For my REST API - I similarly might want to be mocking other microservices. For example if my REST API had a POST endpoint for saving an image - and I'm going to save that to an AWS S3 bucket, via the aws-sdk, I'm likely to want to be mocking that functionality.

Essentially - what it looks like - is that for every (or most) microservices - I'm also going to want to create a mock version of it.

What I imagine my workflow would look like, is something like this:

  1. On the front end I create a button that submits an image to the backend. I check that the POST request is being made properly.
  2. On my REST API, I create an end point that receives the POST request. I click the front end button and check that the backend is recieving it.
  3. I create a backend microservice to make AWS SDK calls. I wire it to point to a real development AWS bucket. I wire the POST endpoint to submit the image to this microservice. I click the frontend button and check that it ends up in the S3 bucket.
  4. But submitting this image is too slow, so I create a mock version of the AWS SDK service. I switch the REST API to use that one instead.
  5. On the frontend I now write some functionality to display a 'image saved!' confirmation message.

My question is:

  1. Is this a standard way of doing things, or am I going way off base?
  2. Is there a way in docker to quickly switch between whether I'm using the real microservice or the mocked one?
  • you're talking about when you are coding, not for unit tests?
    – Ewan
    Jan 25, 2018 at 21:30
  • @Ewan - I mean - I think it would be a fair enough answer to suggest perhaps I doing it wrong by not doing unit tests.

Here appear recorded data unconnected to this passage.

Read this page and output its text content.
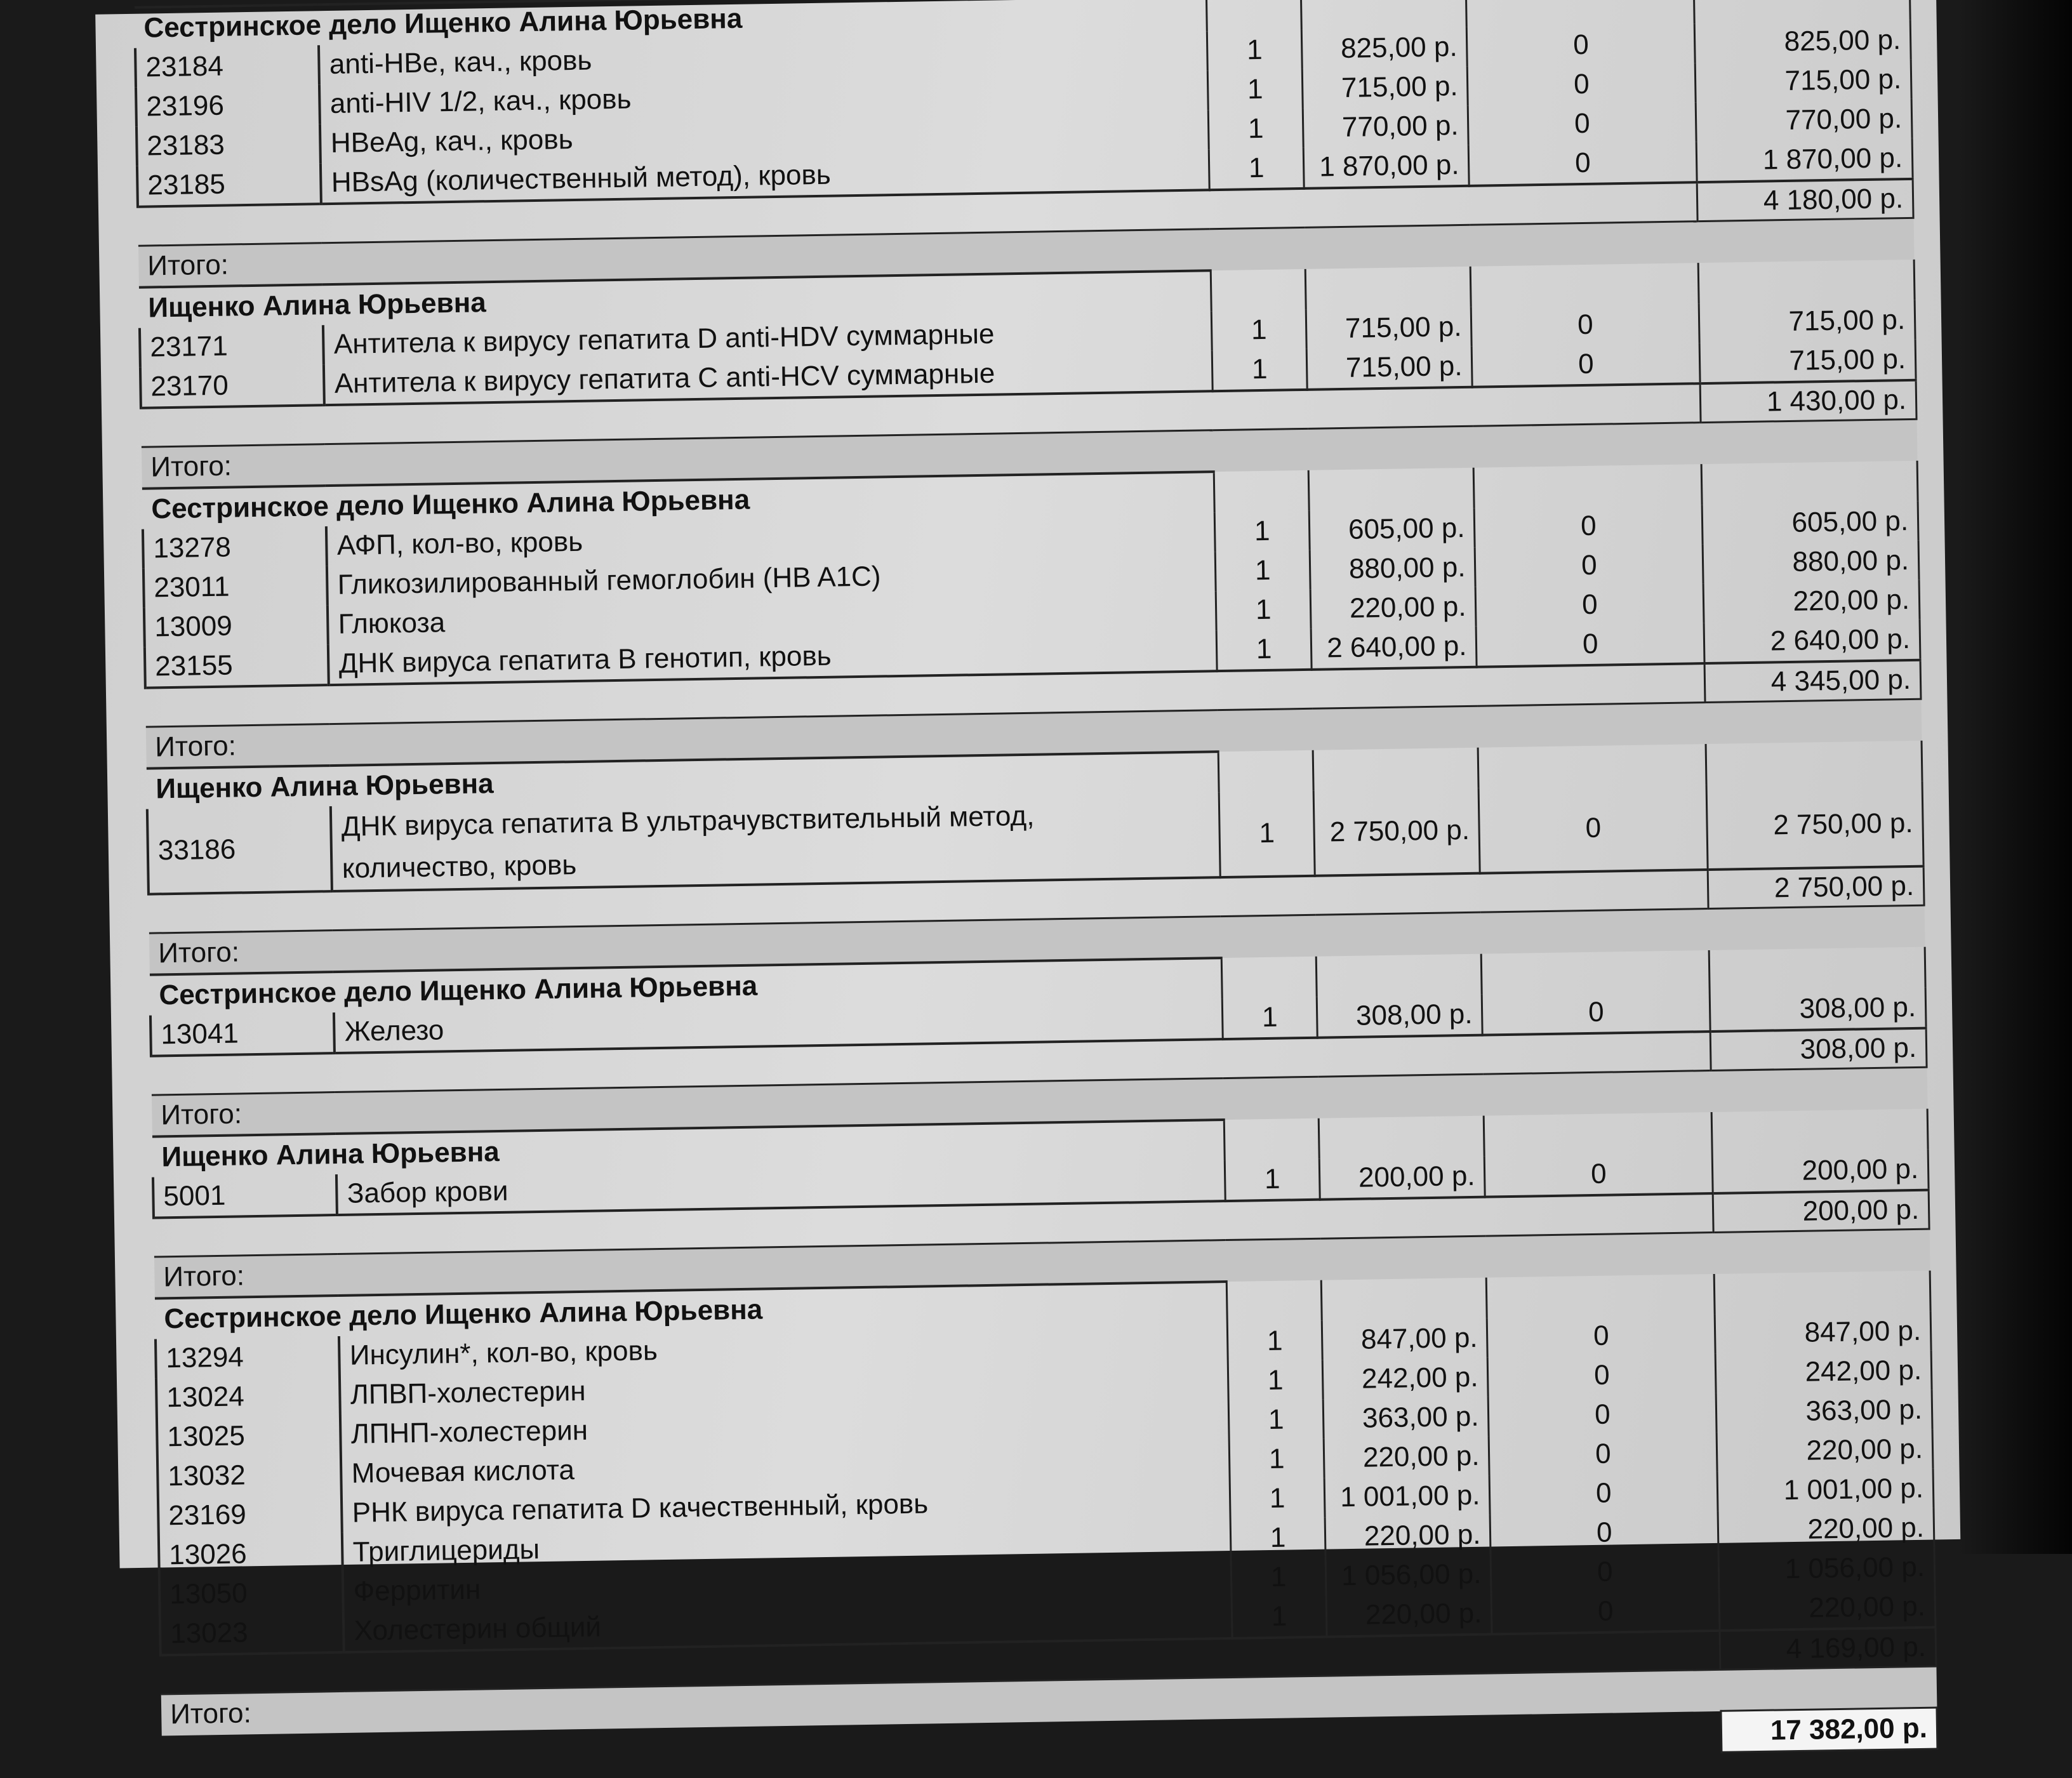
Сестринское дело Ищенко Алина Юрьевна					
23184	anti-HBe, кач., кровь	1	825,00 р.	0	825,00 р.
23196	anti-HIV 1/2, кач., кровь	1	715,00 р.	0	715,00 р.
23183	HBeAg, кач., кровь	1	770,00 р.	0	770,00 р.
23185	HBsAg (количественный метод), кровь	1	1 870,00 р.	0	1 870,00 р.
					4 180,00 р.
Итого:					
Ищенко Алина Юрьевна					
23171	Антитела к вирусу гепатита D anti-HDV суммарные	1	715,00 р.	0	715,00 р.
23170	Антитела к вирусу гепатита C anti-HCV суммарные	1	715,00 р.	0	715,00 р.
					1 430,00 р.
Итого:					
Сестринское дело Ищенко Алина Юрьевна					
13278	АФП, кол-во, кровь	1	605,00 р.	0	605,00 р.
23011	Гликозилированный гемоглобин (HB A1C)	1	880,00 р.	0	880,00 р.
13009	Глюкоза	1	220,00 р.	0	220,00 р.
23155	ДНК вируса гепатита В генотип, кровь	1	2 640,00 р.	0	2 640,00 р.
					4 345,00 р.
Итого:					
Ищенко Алина Юрьевна					
33186	ДНК вируса гепатита В ультрачувствительный метод,
количество, кровь	1	2 750,00 р.	0	2 750,00 р.
					2 750,00 р.
Итого:					
Сестринское дело Ищенко Алина Юрьевна					
13041	Железо	1	308,00 р.	0	308,00 р.
					308,00 р.
Итого:					
Ищенко Алина Юрьевна					
5001	Забор крови	1	200,00 р.	0	200,00 р.
					200,00 р.
Итого:					
Сестринское дело Ищенко Алина Юрьевна					
13294	Инсулин*, кол-во, кровь	1	847,00 р.	0	847,00 р.
13024	ЛПВП-холестерин	1	242,00 р.	0	242,00 р.
13025	ЛПНП-холестерин	1	363,00 р.	0	363,00 р.
13032	Мочевая кислота	1	220,00 р.	0	220,00 р.
23169	РНК вируса гепатита D качественный, кровь	1	1 001,00 р.	0	1 001,00 р.
13026	Триглицериды	1	220,00 р.	0	220,00 р.
13050	Ферритин	1	1 056,00 р.	0	1 056,00 р.
13023	Холестерин общий	1	220,00 р.	0	220,00 р.
					4 169,00 р.
Итого:					
					17 382,00 р.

But yes - I mean when I'm doing coding.
    – dwjohnston
    Jan 25, 2018 at 21:35
  • From a unit test perspective, I don't think the fact that these are microservices matters. Code is code. If you're trying to test the microservice end-to-end, that's an integration test, not a unit test. I don't particularly care what vocabulary you use, but it might be helpful to define your terms more specifically. Mocks are something I'd normally see used in unit testing, not integration testing. See en.wikipedia.org/wiki/Mock_object Jan 25, 2018 at 21:40
  • I think its somewhat of a survey. I would normally run against either a dev server or a local instance. I don't think i would count these as "mocks" but they would be pointing at a dev AWS account
    – Ewan
    Jan 25, 2018 at 21:50
  • 1
    We are happy using getsandbox.com for that purpose Jan 26, 2018 at 20:33

1 Answer 1


Yes, mocking out your external services is a valid idea and is often the only way to test unmodified code without a real physical instance.

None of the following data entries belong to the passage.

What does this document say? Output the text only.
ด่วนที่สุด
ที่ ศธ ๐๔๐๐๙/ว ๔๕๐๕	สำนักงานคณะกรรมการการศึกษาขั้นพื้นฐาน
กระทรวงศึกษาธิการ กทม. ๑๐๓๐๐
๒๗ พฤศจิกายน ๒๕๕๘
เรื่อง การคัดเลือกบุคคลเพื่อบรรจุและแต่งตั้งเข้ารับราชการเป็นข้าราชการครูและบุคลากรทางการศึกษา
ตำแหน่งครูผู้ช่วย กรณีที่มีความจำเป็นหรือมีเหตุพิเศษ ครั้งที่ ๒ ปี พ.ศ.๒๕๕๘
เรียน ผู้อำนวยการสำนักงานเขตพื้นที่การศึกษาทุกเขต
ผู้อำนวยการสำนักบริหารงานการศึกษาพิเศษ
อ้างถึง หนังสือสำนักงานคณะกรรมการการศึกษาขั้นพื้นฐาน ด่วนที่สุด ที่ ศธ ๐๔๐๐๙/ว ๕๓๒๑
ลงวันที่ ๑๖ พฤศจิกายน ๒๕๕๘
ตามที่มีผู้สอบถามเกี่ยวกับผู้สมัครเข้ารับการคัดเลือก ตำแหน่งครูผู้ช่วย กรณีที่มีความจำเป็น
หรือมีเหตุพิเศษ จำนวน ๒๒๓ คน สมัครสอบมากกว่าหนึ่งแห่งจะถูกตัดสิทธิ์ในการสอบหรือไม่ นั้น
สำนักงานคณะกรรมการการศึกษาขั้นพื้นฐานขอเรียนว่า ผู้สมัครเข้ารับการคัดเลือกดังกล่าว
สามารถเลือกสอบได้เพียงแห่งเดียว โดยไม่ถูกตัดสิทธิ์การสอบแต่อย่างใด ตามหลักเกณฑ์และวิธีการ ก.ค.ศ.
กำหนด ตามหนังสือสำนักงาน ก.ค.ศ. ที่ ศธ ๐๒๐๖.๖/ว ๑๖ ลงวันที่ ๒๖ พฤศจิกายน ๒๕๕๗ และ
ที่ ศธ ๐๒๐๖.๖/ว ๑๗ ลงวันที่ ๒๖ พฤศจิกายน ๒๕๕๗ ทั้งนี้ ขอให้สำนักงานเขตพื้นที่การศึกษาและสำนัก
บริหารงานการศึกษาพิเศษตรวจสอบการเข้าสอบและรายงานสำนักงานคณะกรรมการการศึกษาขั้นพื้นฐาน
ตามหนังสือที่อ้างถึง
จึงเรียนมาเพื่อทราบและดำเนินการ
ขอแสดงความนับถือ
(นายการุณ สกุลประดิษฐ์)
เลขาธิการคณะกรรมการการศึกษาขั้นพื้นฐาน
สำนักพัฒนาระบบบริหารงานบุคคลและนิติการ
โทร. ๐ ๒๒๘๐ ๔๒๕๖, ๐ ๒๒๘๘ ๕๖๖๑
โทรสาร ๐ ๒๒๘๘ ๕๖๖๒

It is not as accurate as using a test instance of the the real thing since your mocked behaviour is:

  • Your understanding of the external service, not the actual behaviour of the external service
  • Lags behind changes and updates of the external service
  • Doesn't have representative timing or performance implications which is often of interest for testing

They are a good way to quickly perform 'did I just break something', 'do I handle return errors and the unexpected' and 'how sensitive am I to external service performance' tests. You gain system test flexibility and coverage at the cost of the maintenance costs.

Many a website has gone down for lack of such testing but this isn't the only way to get test coverage for these things as commentators have pointed out by using unit tests.